【2月11日 AFP】インド北部から中国チベット自治区(Tibet Autonomous Region)にまたがる地域で暮らすチャンパ(Changpa)と呼ばれる人々は数世紀にわたり、絹のように柔らかい最高級の毛織物「パシュミナ」の原毛を産出するヤギを飼育してきた。だが今や気候変動が一因で、多くの人々が生活様式の再考を迫られている。

 標高5000メートルに位置し、チャンパの人々が半遊牧生活を送りながら暮らすチャンタン(Changtang)と呼ばれる地域の気候は、冬は寒さが、夏は乾燥が、より厳しくなっている。

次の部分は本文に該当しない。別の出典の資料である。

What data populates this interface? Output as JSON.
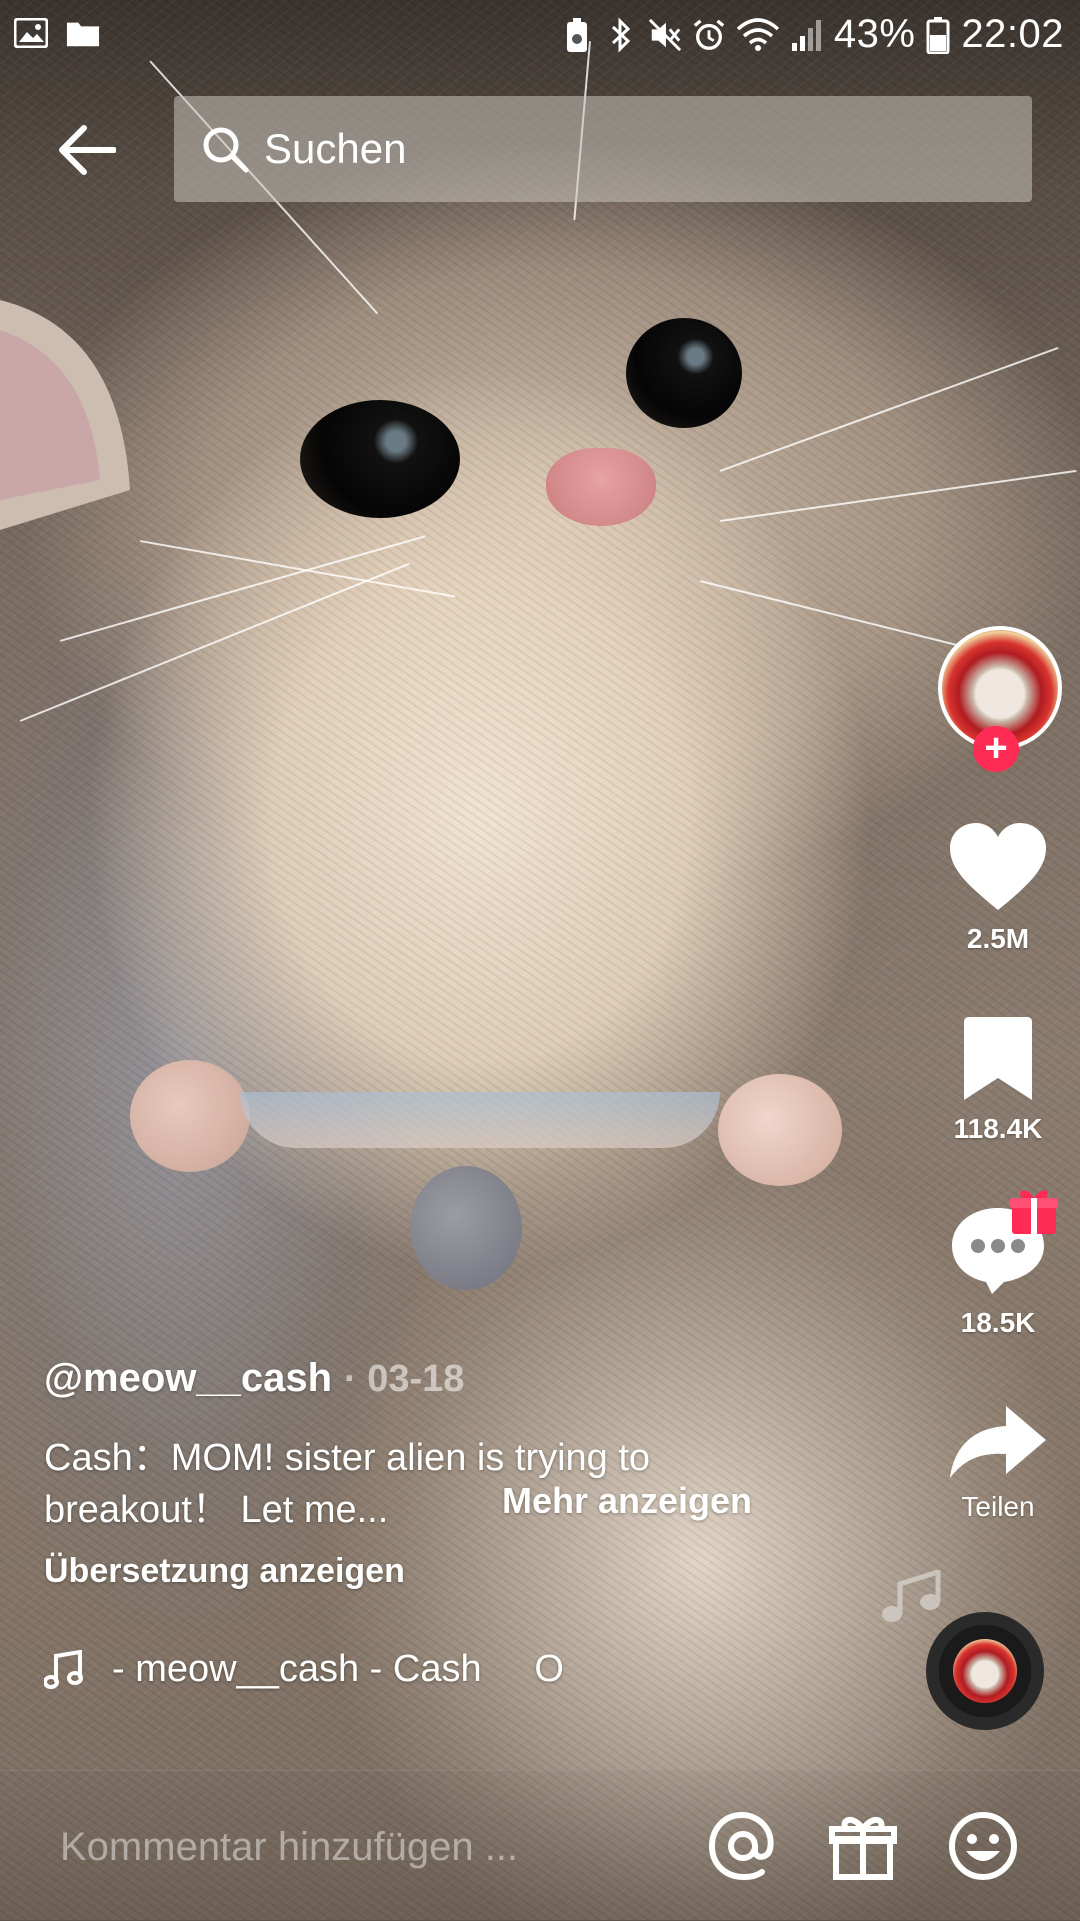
{
  "status_bar": {
    "battery_percent": "43%",
    "time": "22:02",
    "icons": [
      "gallery-icon",
      "folder-icon",
      "battery-saver-icon",
      "bluetooth-icon",
      "mute-icon",
      "alarm-icon",
      "wifi-icon",
      "signal-icon",
      "battery-icon"
    ]
  },
  "top_bar": {
    "back_icon": "arrow-left-icon",
    "search_placeholder": "Suchen"
  },
  "actions": {
    "likes": "2.5M",
    "saves": "118.4K",
    "comments": "18.5K",
    "share_label": "Teilen"
  },
  "post": {
    "username": "@meow__cash",
    "date": "· 03-18",
    "caption": "Cash：MOM! sister alien is trying to breakout！ Let me...",
    "more_label": "Mehr anzeigen",
    "translate_label": "Übersetzung anzeigen",
    "sound": "- meow__cash - Cash     O"
  },
  "comment_bar": {
    "placeholder": "Kommentar hinzufügen ...",
    "icons": [
      "mention-icon",
      "gift-icon",
      "emoji-icon"
    ]
  },
  "colors": {
    "accent": "#fe2c55",
    "text": "#ffffff"
  }
}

 そうした気候の変化に他の要因も相まって、過酷な環境下の高原で暮らしていた多くの人々が伝統を捨て去り、他の収入源を探してインド・ラダック(Ladakh)地方の村々や都市に移住している。

 カシミヤの中でもさらに人気が高いパシュミナは、インド、ネパール、チベット、中央アジアでみられるヒマラヤヤギの品種から採れる細い毛を原料とする。特にチャンタン地方から産出するパシュミナは、品質にうるさい人々からも最高級とみなされている。

 ヤギたちは、暖かさと軽さに非常に優れた細い繊維を産出するために、チャンパの人々の故郷に固有の気候条件を必要とする。

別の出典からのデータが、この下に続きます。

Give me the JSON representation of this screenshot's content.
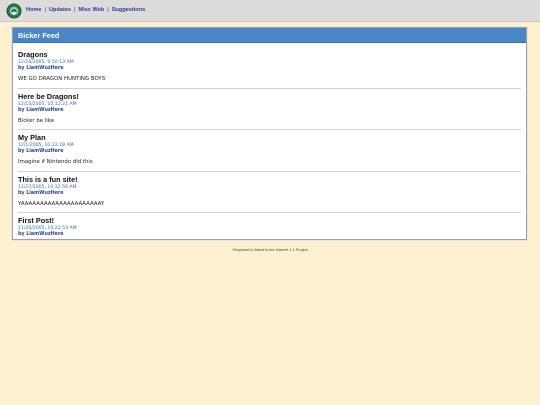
{
  "nav": {
    "items": [
      {
        "label": "Home"
      },
      {
        "label": "Updates"
      },
      {
        "label": "Misc Web"
      },
      {
        "label": "Suggestions"
      }
    ],
    "separator": "|"
  },
  "feed": {
    "title": "Bicker Feed",
    "posts": [
      {
        "title": "Dragons",
        "date": "12/16/2005, 9:50:13 AM",
        "author": "by LiamWuzHere",
        "body": "WE GO DRAGON HUNTING BOYS"
      },
      {
        "title": "Here be Dragons!",
        "date": "12/15/2005, 10:12:21 AM",
        "author": "by LiamWuzHere",
        "body": "Bicker be like"
      },
      {
        "title": "My Plan",
        "date": "12/1/2005, 10:22:28 AM",
        "author": "by LiamWuzHere",
        "body": "Imagine if Nintendo did this"
      },
      {
        "title": "This is a fun site!",
        "date": "11/27/2005, 10:32:56 AM",
        "author": "by LiamWuzHere",
        "body": "YAAAAAAAAAAAAAAAAAAAAAY"
      },
      {
        "title": "First Post!",
        "date": "11/20/2005, 10:22:53 AM",
        "author": "by LiamWuzHere",
        "body": ""
      }
    ]
  },
  "footer": {
    "text": "Simplonet is linked to the Internet 1.1 Project"
  }
}
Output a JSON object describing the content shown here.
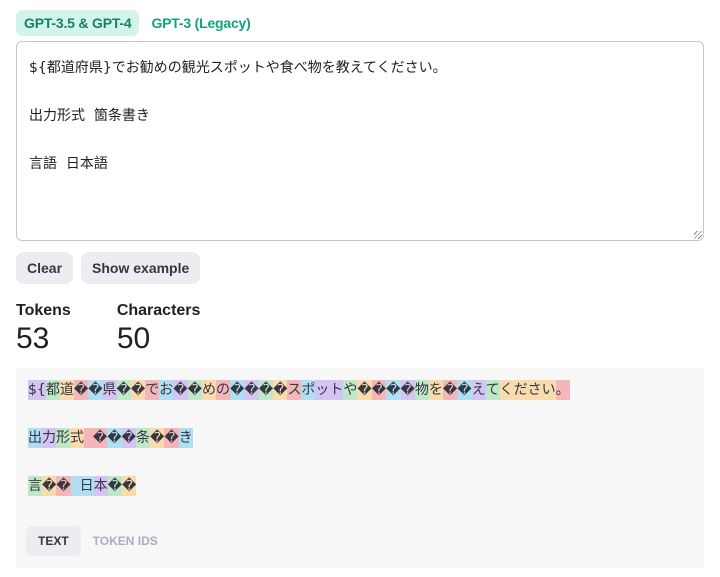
{
  "model_tabs": [
    {
      "label": "GPT-3.5 & GPT-4",
      "active": true
    },
    {
      "label": "GPT-3 (Legacy)",
      "active": false
    }
  ],
  "prompt": {
    "value": "${都道府県}でお勧めの観光スポットや食べ物を教えてください。\n\n出力形式  箇条書き\n\n言語  日本語"
  },
  "buttons": {
    "clear": "Clear",
    "show_example": "Show example"
  },
  "stats": {
    "tokens_label": "Tokens",
    "tokens_value": "53",
    "characters_label": "Characters",
    "characters_value": "50"
  },
  "token_palette": [
    "#d4c4f4",
    "#bfe8c8",
    "#f9dbae",
    "#f5b6ba",
    "#b0dff4"
  ],
  "tokenized_lines": [
    [
      {
        "t": "${",
        "c": 0
      },
      {
        "t": "都",
        "c": 1
      },
      {
        "t": "道",
        "c": 2
      },
      {
        "t": "�",
        "c": 3
      },
      {
        "t": "�",
        "c": 4
      },
      {
        "t": "県",
        "c": 0
      },
      {
        "t": "�",
        "c": 1
      },
      {
        "t": "�",
        "c": 2
      },
      {
        "t": "で",
        "c": 3
      },
      {
        "t": "お",
        "c": 4
      },
      {
        "t": "�",
        "c": 0
      },
      {
        "t": "�",
        "c": 1
      },
      {
        "t": "め",
        "c": 2
      },
      {
        "t": "の",
        "c": 3
      },
      {
        "t": "�",
        "c": 4
      },
      {
        "t": "�",
        "c": 0
      },
      {
        "t": "�",
        "c": 1
      },
      {
        "t": "�",
        "c": 2
      },
      {
        "t": "ス",
        "c": 3
      },
      {
        "t": "ポ",
        "c": 4
      },
      {
        "t": "ット",
        "c": 0
      },
      {
        "t": "や",
        "c": 1
      },
      {
        "t": "�",
        "c": 2
      },
      {
        "t": "�",
        "c": 3
      },
      {
        "t": "�",
        "c": 4
      },
      {
        "t": "�",
        "c": 0
      },
      {
        "t": "物",
        "c": 1
      },
      {
        "t": "を",
        "c": 2
      },
      {
        "t": "�",
        "c": 3
      },
      {
        "t": "�",
        "c": 4
      },
      {
        "t": "え",
        "c": 0
      },
      {
        "t": "て",
        "c": 1
      },
      {
        "t": "ください",
        "c": 2
      },
      {
        "t": "。",
        "c": 3
      }
    ],
    [
      {
        "t": "出",
        "c": 4
      },
      {
        "t": "力",
        "c": 0
      },
      {
        "t": "形",
        "c": 1
      },
      {
        "t": "式",
        "c": 2
      },
      {
        "t": "  �",
        "c": 3
      },
      {
        "t": "�",
        "c": 4
      },
      {
        "t": "�",
        "c": 0
      },
      {
        "t": "条",
        "c": 1
      },
      {
        "t": "�",
        "c": 2
      },
      {
        "t": "�",
        "c": 3
      },
      {
        "t": "き",
        "c": 4
      }
    ],
    [
      {
        "t": "言",
        "c": 1
      },
      {
        "t": "�",
        "c": 2
      },
      {
        "t": "�",
        "c": 3
      },
      {
        "t": "  日",
        "c": 4
      },
      {
        "t": "本",
        "c": 0
      },
      {
        "t": "�",
        "c": 1
      },
      {
        "t": "�",
        "c": 2
      }
    ]
  ],
  "view_tabs": [
    {
      "label": "TEXT",
      "active": true
    },
    {
      "label": "TOKEN IDS",
      "active": false
    }
  ]
}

 ソナム・ヤンゾム(Sonam Yangzom)さん(55)の顔からは、生まれて以来ずっとチャンタンで暮らし、厳しい気候にさらされてきたことがうかがえる。ヤンゾムさんはAFPに対し、「6~9月はテントの中でキャンプをして過ごすが、冬の間は寒過ぎるため、コルゾク(Korzok)村に移動する必要がある」と語った。その上、最近では「テントで暮らすには寒くなり過ぎている。キャンプ内に家を建てなければならなくなる」と説明した。

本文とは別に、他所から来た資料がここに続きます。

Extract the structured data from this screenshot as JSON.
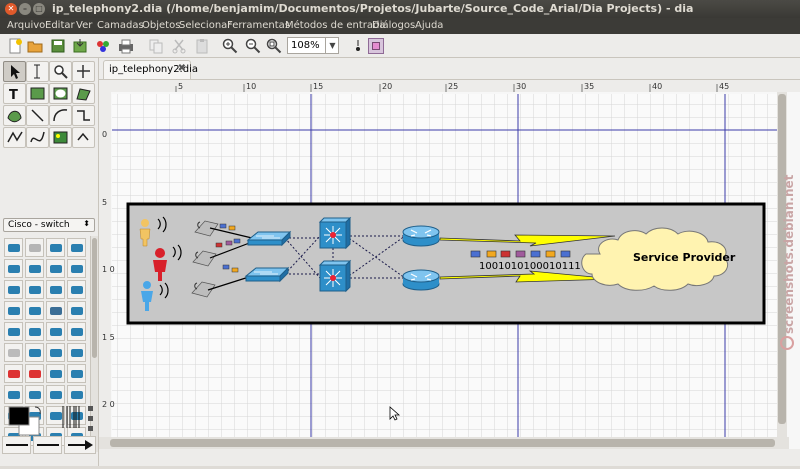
{
  "window": {
    "title": "ip_telephony2.dia (/home/benjamim/Documentos/Projetos/Jubarte/Source_Code_Arial/Dia Projects) - dia"
  },
  "menu": {
    "items": [
      "Arquivo",
      "Editar",
      "Ver",
      "Camadas",
      "Objetos",
      "Selecionar",
      "Ferramentas",
      "Métodos de entrada",
      "Diálogos",
      "Ajuda"
    ]
  },
  "toolbar": {
    "zoom_value": "108%"
  },
  "toolbox": {
    "sheet_selected": "Cisco - switch"
  },
  "tabs": [
    {
      "label": "ip_telephony2.dia"
    }
  ],
  "rulers": {
    "top_labels": [
      "5",
      "10",
      "15",
      "20",
      "25",
      "30",
      "35",
      "40",
      "45"
    ],
    "left_labels": [
      "0",
      "5",
      "1\n0",
      "1\n5",
      "2\n0"
    ]
  },
  "diagram": {
    "binary_string": "1001010100010111",
    "cloud_label": "Service Provider"
  },
  "watermark": "screenshots.debian.net",
  "colors": {
    "frame": "#000000",
    "frame_fill": "#c7c7c7",
    "guide": "#3a3aa8",
    "cloud": "#fff3b0",
    "lightning": "#ffff00",
    "device": "#2e8fc9",
    "titlebar": "#3c3b37"
  }
}
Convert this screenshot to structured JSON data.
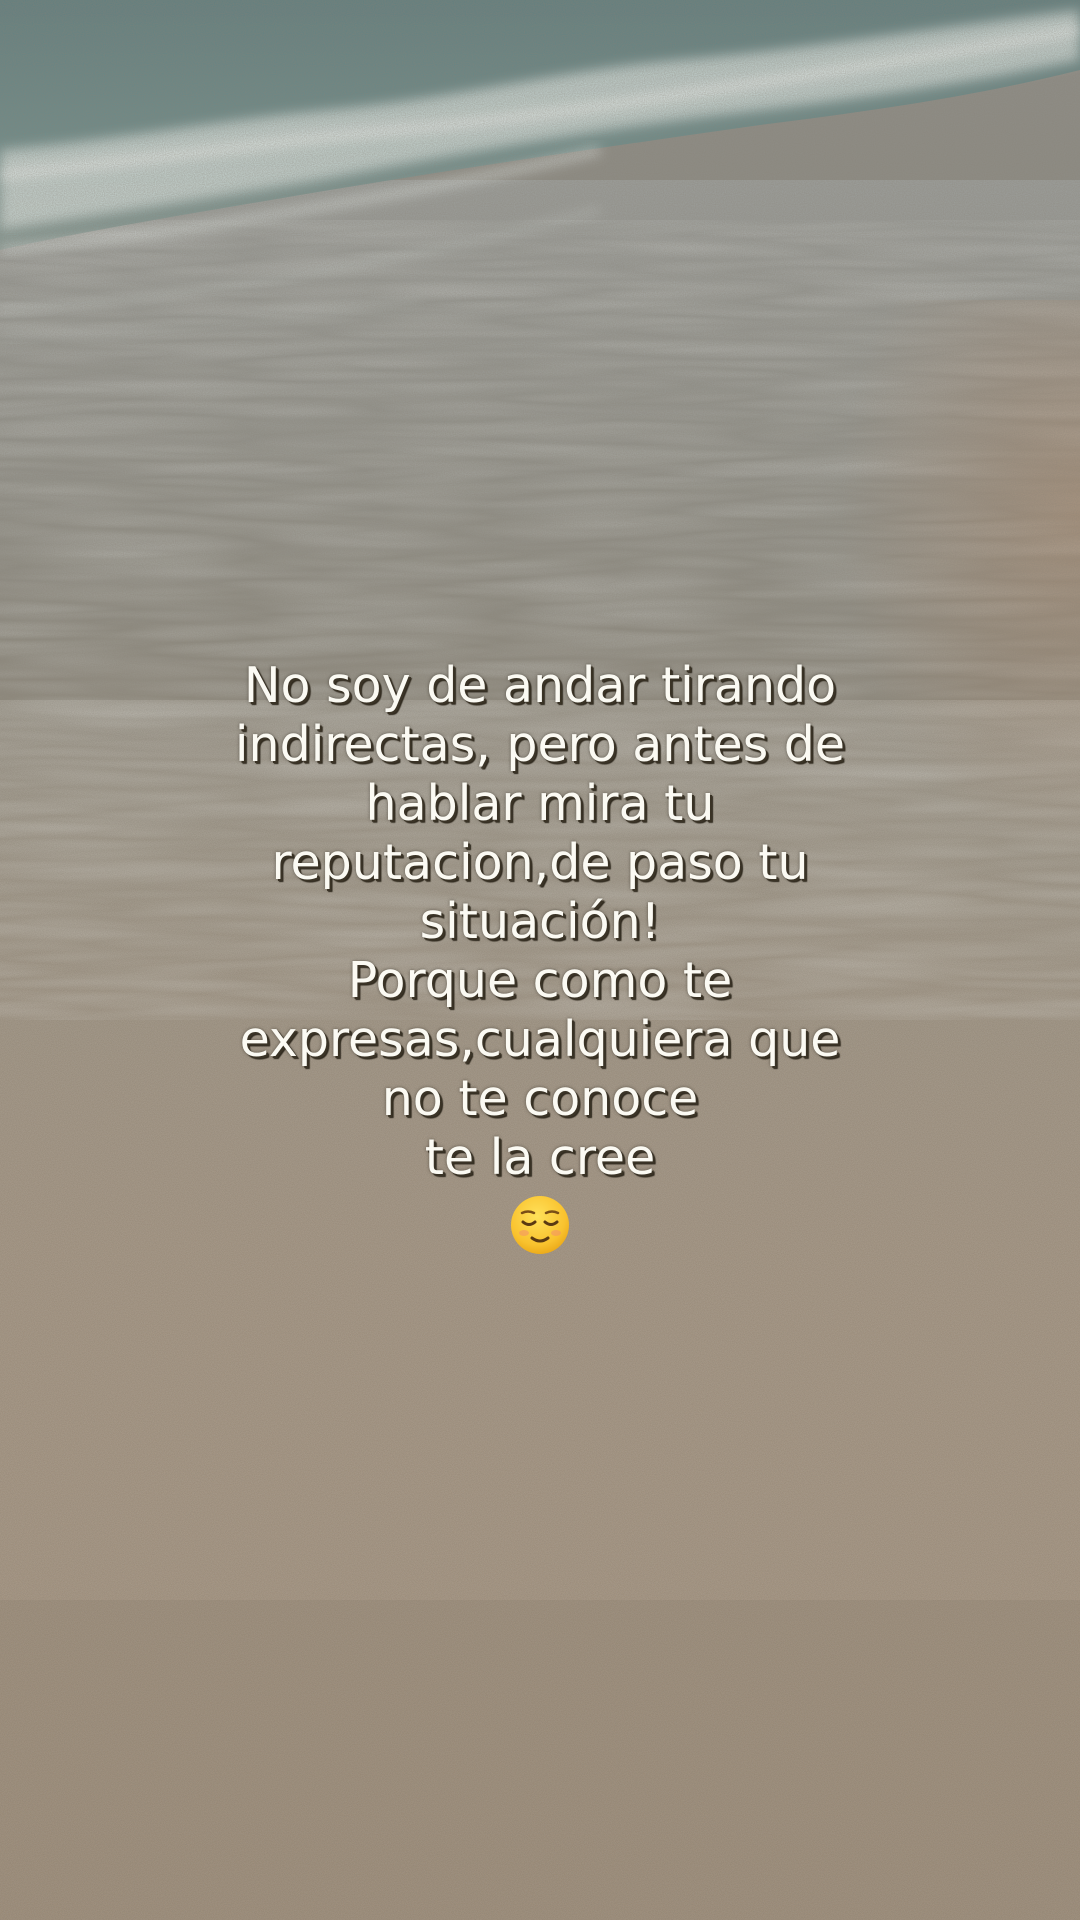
{
  "overlay_text": {
    "lines": [
      "No soy de andar tirando",
      "indirectas, pero antes de",
      "hablar mira tu",
      "reputacion,de paso tu",
      "situación!",
      "Porque como te",
      "expresas,cualquiera que",
      "no te conoce",
      "te la cree"
    ],
    "emoji": "relieved-face-emoji"
  },
  "scene": {
    "subject": "beach-shoreline-wave-over-sand",
    "colors": {
      "sea": "#6f8c8a",
      "foam": "#e6eeec",
      "wet_sand": "#8d8472",
      "dry_sand": "#9a8772",
      "text": "#fbfaf3",
      "text_shadow": "#3a3326"
    }
  }
}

 また商店を営むイルファン・ゴル(Irfan Goruu)さん(31)は「天候が変わってきたために、パシュミナに不足が出ている」「ラダックの遊牧民がパシュミナを生産しなくなったら、誰もやらない…この産業も終わりを迎えてしまう」と話す。
 
 国際NGO「アクションエイド・インターナショナル(ActionAid International)」の活動家、ハージート・シン(Harjeet Singh)氏(43)は、インド北部は気候変動が猛威を振るう最前線に位置し、干ばつや洪水、サイクロンに見舞われていると指摘。「こうした影響が人々を移住へと駆り立てている。皆が家に住むようになり、生計の立て方も変わり、生活パターンも変化している」と語った。

「国際的なレベルでは現状、われわれは気候変動の経済的影響について話してばかりだが、文化や言語の喪失、大地や生物多様性の喪失といった、社会的・文化的な環境の影響にもまた目を向ける必要があることを、人々は徐々に認識しつつある」とシン氏は述べた。